この瞑想を続けることで、欲や怒りなどの感情をメタ認知することが出来るようになり、瞑想していない時にすらもこれらを制御することができるようになります。

この記事では、あまり詳しく触れませんが、我々が手に負えないと思っていた感覚や感情は、思っていたほど執着すべきものではないという『気づき(洞察)』が得られます。

以前、メンタリストDAIGOさんがこの瞑想を解説していて『飽きる』と表現を使っていましたが、これはかなり的確だと思います。
欲や怒りの感情に対して観察を通した再評価が行われることで、それらに支配されなくなります。
最近、Xに流れてきたAIエージェントが登場して集中できなくなったという記事を見かけましたが、この記事で触れている『微観法』はヴィパッサナー瞑想の前に行う集中状態を作るためのサマタ瞑想に近いと思います。
メタ認知する事で思考のアテンションを絞り集中出来ています。

他にも、AIコーディングで集中できなくなりメタ認知を試しているという記事を見かけたので、瞑想の時代がきたのかも知れません笑

10日間合宿

最初は本を買って独学で実践していましたが、感覚的な話題が多いため解釈が正しいのか不安になってきました。

とあるポッドキャストでヴィパッサナー瞑想の合宿があるらしいという噂を知り、答え合わせの意味で参加することにしました。

下記の体験談が写真が多めでイメージし易かったです。

10日間の間、ヴィーガン食が提供されて会話だけで無く目を合わせる事も禁止された空間で、ひたすら瞑想に集中する事が出来ます。
一般的にこの禁欲生活と身体の苦痛は刑務所よりも過酷だと思いますが、10日間も休んで参加するのはそれなりに強い思いがある方達なんだと思います。

ゴエンカ氏という元々はヒンドゥー教で地位ある方が、ミャンマーのサヤジウバキンという原始仏教指導者に支持して、世界各地に瞑想センターを設置したうちの2つが日本に存在しています。
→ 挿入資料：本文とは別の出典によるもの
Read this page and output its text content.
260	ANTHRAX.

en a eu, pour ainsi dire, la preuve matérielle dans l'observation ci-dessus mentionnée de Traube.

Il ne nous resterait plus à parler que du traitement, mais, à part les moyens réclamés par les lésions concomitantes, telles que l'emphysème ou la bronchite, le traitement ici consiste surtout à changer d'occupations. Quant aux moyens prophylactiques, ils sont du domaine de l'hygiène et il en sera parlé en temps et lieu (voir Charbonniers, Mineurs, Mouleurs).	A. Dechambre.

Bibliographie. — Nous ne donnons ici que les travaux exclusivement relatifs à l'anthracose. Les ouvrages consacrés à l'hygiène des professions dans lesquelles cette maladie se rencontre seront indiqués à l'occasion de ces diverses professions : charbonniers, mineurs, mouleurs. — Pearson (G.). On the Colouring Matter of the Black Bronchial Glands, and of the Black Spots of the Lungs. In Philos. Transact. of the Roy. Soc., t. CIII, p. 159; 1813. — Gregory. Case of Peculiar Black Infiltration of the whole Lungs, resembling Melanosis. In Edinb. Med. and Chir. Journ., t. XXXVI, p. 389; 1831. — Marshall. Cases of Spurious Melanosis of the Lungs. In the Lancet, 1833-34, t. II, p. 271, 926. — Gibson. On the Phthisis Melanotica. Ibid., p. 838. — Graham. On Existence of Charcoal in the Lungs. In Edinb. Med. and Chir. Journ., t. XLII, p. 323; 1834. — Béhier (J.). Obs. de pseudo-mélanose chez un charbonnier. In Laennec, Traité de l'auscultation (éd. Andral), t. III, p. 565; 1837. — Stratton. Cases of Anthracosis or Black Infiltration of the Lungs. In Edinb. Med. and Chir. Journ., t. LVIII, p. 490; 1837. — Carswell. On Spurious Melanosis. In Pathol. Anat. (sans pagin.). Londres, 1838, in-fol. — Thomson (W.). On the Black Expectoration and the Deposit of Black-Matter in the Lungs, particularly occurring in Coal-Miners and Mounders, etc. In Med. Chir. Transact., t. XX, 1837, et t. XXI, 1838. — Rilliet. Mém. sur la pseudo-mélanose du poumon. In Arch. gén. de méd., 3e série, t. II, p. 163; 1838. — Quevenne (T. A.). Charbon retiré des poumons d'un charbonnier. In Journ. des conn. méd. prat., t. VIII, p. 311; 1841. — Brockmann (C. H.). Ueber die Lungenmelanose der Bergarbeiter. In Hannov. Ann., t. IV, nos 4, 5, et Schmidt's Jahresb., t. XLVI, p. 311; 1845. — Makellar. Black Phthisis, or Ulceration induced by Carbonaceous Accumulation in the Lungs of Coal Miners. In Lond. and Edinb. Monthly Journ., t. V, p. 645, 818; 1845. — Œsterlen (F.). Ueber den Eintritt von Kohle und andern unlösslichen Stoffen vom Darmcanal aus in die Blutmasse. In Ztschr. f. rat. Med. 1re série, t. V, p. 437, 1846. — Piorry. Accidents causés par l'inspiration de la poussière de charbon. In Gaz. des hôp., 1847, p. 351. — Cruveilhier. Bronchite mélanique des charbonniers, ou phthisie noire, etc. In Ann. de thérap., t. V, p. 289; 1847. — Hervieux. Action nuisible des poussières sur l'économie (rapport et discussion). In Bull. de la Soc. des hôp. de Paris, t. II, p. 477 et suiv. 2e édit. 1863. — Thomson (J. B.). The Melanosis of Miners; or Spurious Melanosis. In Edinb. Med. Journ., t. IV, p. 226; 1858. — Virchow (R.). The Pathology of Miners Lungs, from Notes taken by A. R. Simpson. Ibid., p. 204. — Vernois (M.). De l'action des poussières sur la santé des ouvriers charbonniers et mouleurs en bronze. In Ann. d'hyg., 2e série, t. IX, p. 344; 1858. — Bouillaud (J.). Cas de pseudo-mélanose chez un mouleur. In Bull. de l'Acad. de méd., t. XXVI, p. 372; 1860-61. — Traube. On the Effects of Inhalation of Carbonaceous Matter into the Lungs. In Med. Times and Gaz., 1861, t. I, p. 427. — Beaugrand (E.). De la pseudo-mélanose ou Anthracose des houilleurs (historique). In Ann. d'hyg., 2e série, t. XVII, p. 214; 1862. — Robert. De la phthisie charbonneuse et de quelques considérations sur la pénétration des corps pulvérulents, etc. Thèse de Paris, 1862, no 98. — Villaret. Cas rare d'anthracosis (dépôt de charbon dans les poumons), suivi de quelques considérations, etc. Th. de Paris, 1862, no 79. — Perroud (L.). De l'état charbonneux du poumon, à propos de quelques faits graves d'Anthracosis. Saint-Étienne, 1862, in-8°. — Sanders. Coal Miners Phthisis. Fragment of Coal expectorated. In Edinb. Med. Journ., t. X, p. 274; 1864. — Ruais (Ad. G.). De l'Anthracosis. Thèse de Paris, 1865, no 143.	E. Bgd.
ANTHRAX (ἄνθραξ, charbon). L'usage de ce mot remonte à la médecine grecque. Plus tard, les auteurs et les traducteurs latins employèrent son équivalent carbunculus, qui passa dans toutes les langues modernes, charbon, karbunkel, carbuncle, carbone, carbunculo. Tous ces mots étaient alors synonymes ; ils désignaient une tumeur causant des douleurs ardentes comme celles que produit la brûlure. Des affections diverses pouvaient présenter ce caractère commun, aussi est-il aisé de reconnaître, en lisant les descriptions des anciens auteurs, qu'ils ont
ゴエンカ氏による瞑想指導を録音・翻訳した音声を聞いて瞑想して、1日の最後には講話の音声を聞きます。
指導者がいるため、瞑想についての質問をする事も可能です。

指導者に質問できる機会はとても貴重でしたし、講話はとても感動しました。

また、先ほどの記事を読まれたなら既知だと思いますが、この施設は参加した人々の寄付だけで数十年以上運営されているらしいです。
運営スタッフも元参加者の方が10日間無償で奉仕に参加しています。
(これらは信仰や強制によるものでは全くありません)
私も気持ち程度の額を寄付しましたが、この資本主義社会において善意だけで成り立っているシステムがあるという事に大変驚きました。
また、同時にゴエンカ氏と奉仕者の方々に深い感謝と敬意が生まれました。

最後に

2025年はこれからの人生にとって重要な節目になる一年でした。

クラウドソーシング市場をまる一年ほど監視してみて、老後も何とかなりそうという手応えを得られたのは大きかったです。
また、生活を徐々に質素に出来つつあるため、引き続き慎ましくいこうと思います。

瞑想合宿で得られた価値観は、公私共に大切にしたいと思います。

瞑想の実践と勉強は継続して、瞑想関連のイベントなども定期的に参加します。